Evolution of dosage compensation does not depend on genomic background

Organisms have evolved various mechanisms to cope with the differences in the gene copy numbers between sexes caused by degeneration of Y and W sex chromosomes. Complete dosage compensation or at least expression balance between sexes has been reported predominantly in XX/XY systems, but rarely in ZZ/ZW systems. However, this often-reported pattern is based on comparisons of lineages where sex chromosomes evolved from nonhomologous genomic regions, potentially differing in sensitivity to differences in gene copy numbers. Here we document that two reptilian lineages (XX/XY iguanas and ZZ/ZW softshell turtles), which independently co-opted the same ancestral genomic region for the function of sex chromosomes, evolved different gene dose regulatory mechanisms. The independent co-option of the same genomic region for the role of sex chromosomes as in the iguanas and the softshell turtles offers great opportunity for testing evolutionary scenarios on sex chromosome evolution under the explicit control of the genomic background and gene identity. We show that the parallel loss of functional genes from the Y chromosome of the green anole and the W chromosome of the Florida softshell turtle led to different dosage compensation mechanisms.
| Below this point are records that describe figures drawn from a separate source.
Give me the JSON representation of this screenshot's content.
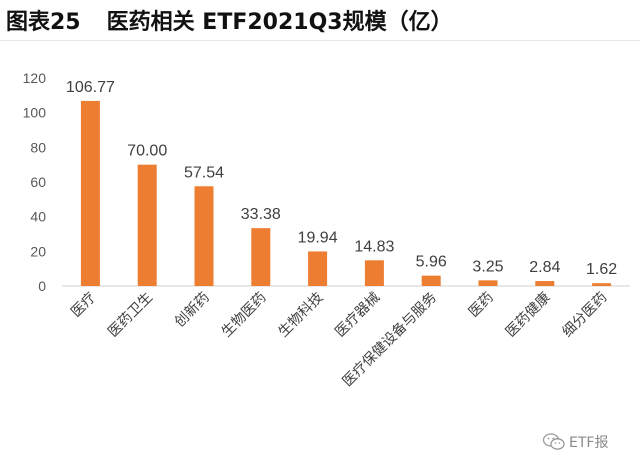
{
  "header": {
    "figure_label": "图表25",
    "title": "医药相关 ETF2021Q3规模（亿）"
  },
  "watermark": {
    "icon": "wechat-icon",
    "text": "ETF报"
  },
  "chart_data": {
    "type": "bar",
    "title": "医药相关 ETF2021Q3规模（亿）",
    "xlabel": "",
    "ylabel": "",
    "ylim": [
      0,
      120
    ],
    "yticks": [
      0,
      20,
      40,
      60,
      80,
      100,
      120
    ],
    "grid": false,
    "bar_color": "#ED7D31",
    "categories": [
      "医疗",
      "医药卫生",
      "创新药",
      "生物医药",
      "生物科技",
      "医疗器械",
      "医疗保健设备与服务",
      "医药",
      "医药健康",
      "细分医药"
    ],
    "values": [
      106.77,
      70.0,
      57.54,
      33.38,
      19.94,
      14.83,
      5.96,
      3.25,
      2.84,
      1.62
    ],
    "value_labels": [
      "106.77",
      "70.00",
      "57.54",
      "33.38",
      "19.94",
      "14.83",
      "5.96",
      "3.25",
      "2.84",
      "1.62"
    ]
  }
}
Our approach controlling for genetic background thus does not support that the variability in the regulation of gene dose differences is a consequence of ancestral autosomal gene content.
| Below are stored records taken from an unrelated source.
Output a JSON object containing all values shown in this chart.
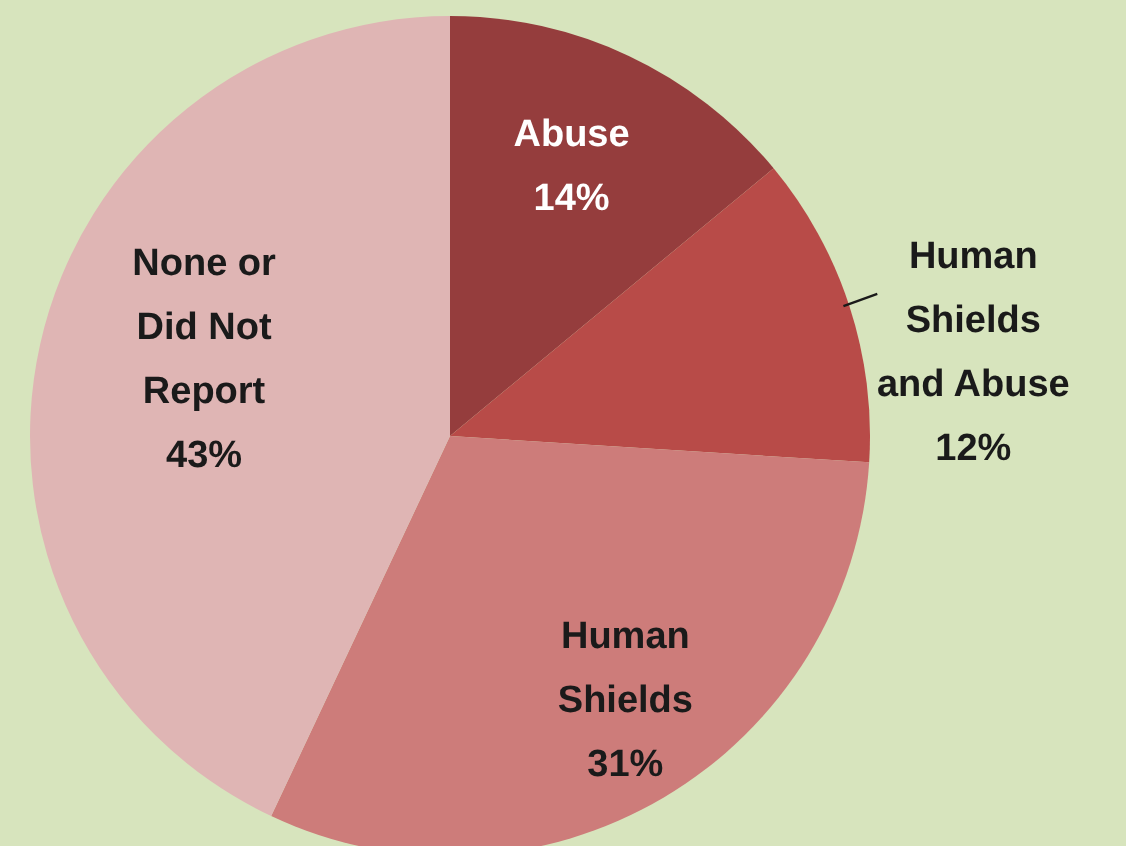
{
  "chart_data": {
    "type": "pie",
    "categories": [
      "Abuse",
      "Human Shields and Abuse",
      "Human Shields",
      "None or Did Not Report"
    ],
    "values": [
      14,
      12,
      31,
      43
    ],
    "colors": [
      "#953d3d",
      "#b84b48",
      "#cd7c7a",
      "#dfb5b4"
    ],
    "value_labels": [
      "14%",
      "12%",
      "31%",
      "43%"
    ]
  }
}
The evolution of sex chromosome dosage compensation in animals

The evolution of heteromorphic sex chromosomes shall lead to gene expression dosage problems, as in at least one of the sexes, the sex-linked gene dose has been reduced by half. It has been proposed that the transcriptional output of the whole X or Z chromosome should be doubled for complete dosage compensation in heterogametic sex. However, owing to the variability of the existing methods to determine the transcriptional differences between sex chromosomes and autosomes (S:A ratios) in different studies, we collected more than 500 public RNA-Seq data set from multiple tissues and species in major clades and proposed a unified computational framework for unbiased and comparable measurement of the S:A ratios of multiple species. We also tested the evolution of dosage compensation more directly by assessing changes in the expression levels of the current sex-linked genes relative to those of the ancestral sex-linked genes. We found that in mammals and birds, the S:A ratio is approximately 0.5, whereas in insects, fishes, and flatworms, the S:A ratio is approximately 1.0. Further analysis showed that the fraction of dosage-sensitive housekeeping genes on the X/Z chromosome is significantly correlated with the S:A ratio. In addition, the degree of degeneration of the Y chromosome may be responsible for the change in the S:A ratio in mammals without a dosage compensation mechanism. Our observations offer unequivocal support for the sex chromosome insensitivity hypothesis in animals and suggest that dosage sensitivity states of sex chromosomes are a major factor underlying different evolutionary strategies of dosage compensation.